The Kings beat the Grizzlies, 111-110, last Thursday.
Memphis guard Courtney Lee made a layup on a play that began with 0.3 seconds remaining, but Sacramento center Ryan Hollins might have tipped the inbound pass, which would have started the clock and led to the game expiring before Lee’s attempt.
Also at issue, even if Hollins didn’t touch the ball, Lee might have held the ball for longer than 0.3 seconds.
The National Basketball Association announced today that the Sacramento Kings have protested the team’s 111-110 loss to the Memphis Grizzlies on November 13 at FedExForum. The basis for the Kings’ protest is that Courtney Lee’s game-winning shot should have been disqualified as having been made after time expired. Under the protest procedures in the NBA Constitution, Memphis and Sacramento each will have an opportunity to submit evidence in support of its position and the protest will be decided by December 2.
I’m not sure why it could take so long to get a verdict. The Kings had to submit their protest within 48 hours of the game, and the NBA constitution states:
Upon receipt of a protest, the Commissioner shall at once notify the Member operating the opposing Team in the game protested and require both of said Members within five (5) days to file with him such evidence as he may desire bearing upon the issue. The Commissioner shall decide the question raised within five (5) days after receipt of such evidence.

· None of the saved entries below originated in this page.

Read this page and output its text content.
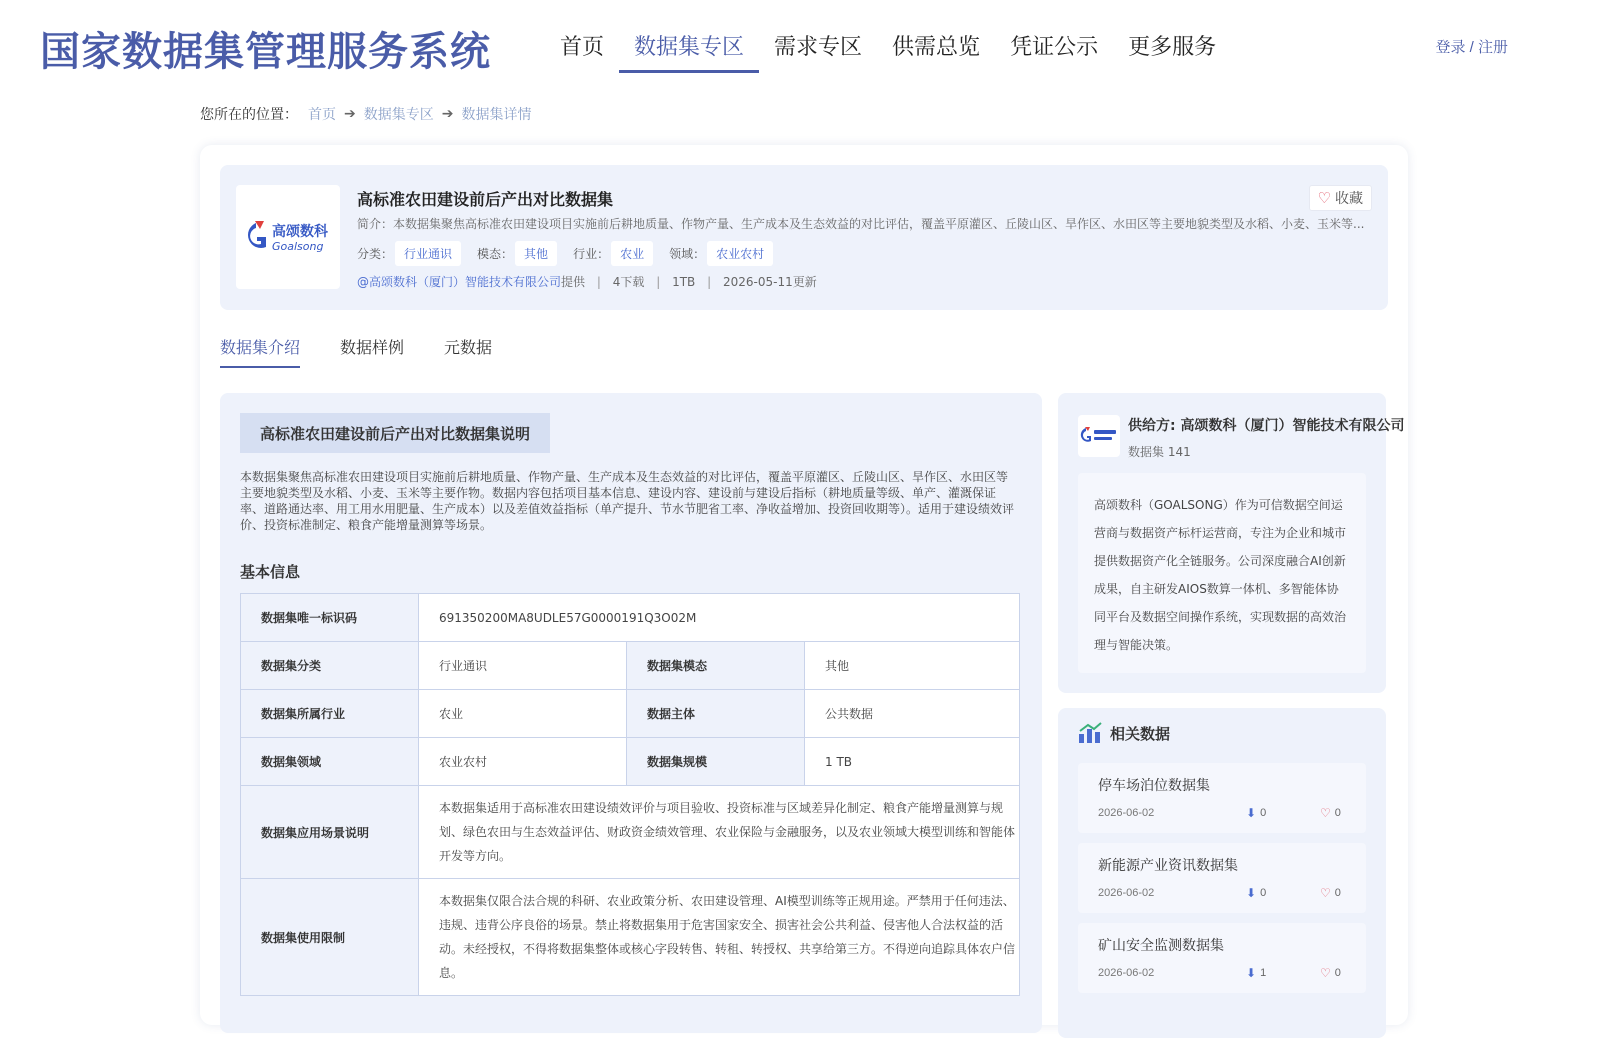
国家数据集管理服务系统	首页	数据集专区	需求专区	供需总览	凭证公示	更多服务	登录 / 注册
您所在的位置： 首页 ➔ 数据集专区 ➔ 数据集详情
高颂数科
Goalsong
高标准农田建设前后产出对比数据集	♡ 收藏
简介：本数据集聚焦高标准农田建设项目实施前后耕地质量、作物产量、生产成本及生态效益的对比评估，覆盖平原灌区、丘陵山区、旱作区、水田区等主要地貌类型及水稻、小麦、玉米等...
分类： 行业通识	模态： 其他	行业： 农业	领域： 农业农村
@高颂数科（厦门）智能技术有限公司提供 | 4下载 | 1TB | 2026-05-11更新
数据集介绍	数据样例	元数据
高标准农田建设前后产出对比数据集说明
本数据集聚焦高标准农田建设项目实施前后耕地质量、作物产量、生产成本及生态效益的对比评估，覆盖平原灌区、丘陵山区、旱作区、水田区等主要地貌类型及水稻、小麦、玉米等主要作物。数据内容包括项目基本信息、建设内容、建设前与建设后指标（耕地质量等级、单产、灌溉保证率、道路通达率、用工用水用肥量、生产成本）以及差值效益指标（单产提升、节水节肥省工率、净收益增加、投资回收期等）。适用于建设绩效评价、投资标准制定、粮食产能增量测算等场景。
基本信息
数据集唯一标识码	691350200MA8UDLE57G0000191Q3O02M		
数据集分类	行业通识	数据集模态	其他
数据集所属行业	农业	数据主体	公共数据
数据集领域	农业农村	数据集规模	1 TB
数据集应用场景说明	本数据集适用于高标准农田建设绩效评价与项目验收、投资标准与区域差异化制定、粮食产能增量测算与规划、绿色农田与生态效益评估、财政资金绩效管理、农业保险与金融服务，以及农业领域大模型训练和智能体开发等方向。		
数据集使用限制	本数据集仅限合法合规的科研、农业政策分析、农田建设管理、AI模型训练等正规用途。严禁用于任何违法、违规、违背公序良俗的场景。禁止将数据集用于危害国家安全、损害社会公共利益、侵害他人合法权益的活动。未经授权，不得将数据集整体或核心字段转售、转租、转授权、共享给第三方。不得逆向追踪具体农户信息。		
供给方: 高颂数科（厦门）智能技术有限公司
数据集 141
高颂数科（GOALSONG）作为可信数据空间运营商与数据资产标杆运营商，专注为企业和城市提供数据资产化全链服务。公司深度融合AI创新成果，自主研发AIOS数算一体机、多智能体协同平台及数据空间操作系统，实现数据的高效治理与智能决策。
相关数据
停车场泊位数据集
2026-06-02	⬇ 0	♡ 0
新能源产业资讯数据集
2026-06-02	⬇ 0	♡ 0
矿山安全监测数据集
2026-06-02	⬇ 1	♡ 0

It seems the league is giving itself an extra week, but if the Kings get the win (and the their $10,000 protest fee – kept by the league if the current ruling is upheld – returned), I don’t think they’ll mind the wait.
But Sacramento could have a tough time here. The play was reviewed and upheld. Unless the NBA finds something went amiss in the review process, rather than just the review result, it’s tough to see the Kings winning their protest.